# August Tarpon



## T.Hearn (Nov 12, 2009)

Just now getting around to posting due to my internship and school. Anyways, last month my brother and dad came down to help me move in and get settled and do some fishing. We went out one morning and were hooking into everything. Would have been a great day if we could have gotten the fish to the boat. We were trolling for kings and were hooking into monster kings and spinner sharks. Well, I ended up hooking into something they was pulling really hard just not like a king. Turned out to be a tarpon. My brother immediately comes to where I am and starts getting pictures. He managed a couple nice ones but this one has to be the best. Oh and the guys in the second picture followed us the entire 2 miles offshore and nearly 2 hours of the fight.


----------



## sniperpeeps (Mar 5, 2011)

Dude that is absolutely badass:notworthy:


----------



## Chris V (Oct 18, 2007)

Beautiful pics! Congrats on the tarpon (your first?). They had a very strong run this year and we were fortunate enough to have some of the most solid tarpon fishing I've ever experienced on the Northern Gulf.

I really like that first shot. Its nice to have someone with you taking pics, especially if they can get the timing right. My buddy Alan is working on it. Here's his last pic of my last tarpon of the season. Not quite


----------



## T.Hearn (Nov 12, 2009)

here are a few more he got without me in it.


----------



## Redalert08 (May 30, 2011)

Awesome where was that at?

Chase


----------



## pompanopete (Aug 5, 2009)

wow very awsome...


----------



## Robin (Mar 22, 2011)

Superb.....................

Robin


----------



## T.Hearn (Nov 12, 2009)

out of grayton beach.
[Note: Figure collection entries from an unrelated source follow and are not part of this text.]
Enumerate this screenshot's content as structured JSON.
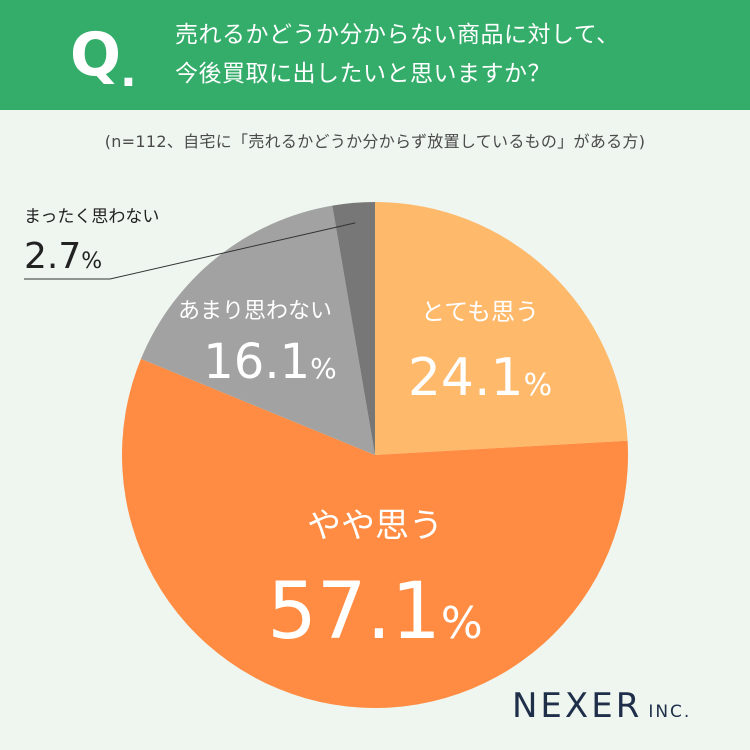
{
  "header": {
    "q_letter": "Q",
    "q_dot": ".",
    "question_line1": "売れるかどうか分からない商品に対して、",
    "question_line2": "今後買取に出したいと思いますか？"
  },
  "note": "(n=112、自宅に「売れるかどうか分からず放置しているもの」がある方)",
  "logo": {
    "main": "NEXER",
    "sub": "INC."
  },
  "colors": {
    "header_bg": "#34ad6b",
    "background": "#eef6ef",
    "totemo": "#ffb96b",
    "yaya": "#ff8c42",
    "amari": "#a2a2a2",
    "mattaku": "#777777",
    "logo": "#1f2f4a"
  },
  "chart_data": {
    "type": "pie",
    "title": "売れるかどうか分からない商品に対して、今後買取に出したいと思いますか？",
    "unit": "%",
    "slices": [
      {
        "label": "とても思う",
        "value": 24.1,
        "display": "24.1",
        "color": "#ffb96b"
      },
      {
        "label": "やや思う",
        "value": 57.1,
        "display": "57.1",
        "color": "#ff8c42"
      },
      {
        "label": "あまり思わない",
        "value": 16.1,
        "display": "16.1",
        "color": "#a2a2a2"
      },
      {
        "label": "まったく思わない",
        "value": 2.7,
        "display": "2.7",
        "color": "#777777"
      }
    ]
  }
}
Doing an internship over here at grayton beach fitness


----------



## Tres (May 8, 2010)

Great picture and nice tarpon! Congrats


----------



## jdhkingfisher (Aug 6, 2010)

sick as hell


----------



## Yaksquatch (Mar 23, 2009)

Heck yeah man!!!

Alex


----------



## bbarton13 (May 4, 2009)

sweet


----------



## oxbeast1210 (Jun 21, 2010)

nice what camera was he using ?


----------



## Caddy Yakker (May 21, 2011)

Nice pics!


----------



## Longbow14 (Aug 8, 2011)

did your brother have to tow you back home? I can't imagine having to paddle back after pulling in a monster like that.


----------



## Linda (Oct 2, 2007)

Thanks for sharing!!! GREAT pics & a FANTASTIC catch from the yak!!!


----------



## need2fish (Oct 2, 2007)

Awesome action pics - great catch. Congrats


----------



## Razzorduck (Oct 22, 2007)

Very, very cooool. I hooked one last summer and had it at the yak getting ready for a pic and had tackle failure on the last yak side surge.
Love those pics.:thumbsup::thumbsup:


----------



## Ardiemus (Oct 12, 2010)

Nice Avet! I got two!


----------



## Night Wing (May 16, 2011)

Best tarpon action shots I've ever seen from a kayak.


----------



## parrothead (Oct 1, 2007)

Very nice !!!!!!!!!!!!!! :thumbup::thumbup::thumbup::thumbup:

Scott


----------



## T.Hearn (Nov 12, 2009)

Thanks guys.
He uses a Canon G12 and loves it.


----------



## Caddy Yakker (May 21, 2011)

Night Wing said:


> Best tarpon action shots I've ever seen from a kayak.


I agree!


----------



## beachsceneguy (May 20, 2008)

awesome tarpon and pics !!:thumbup::thumbup::thumbsup::thumbsup:


----------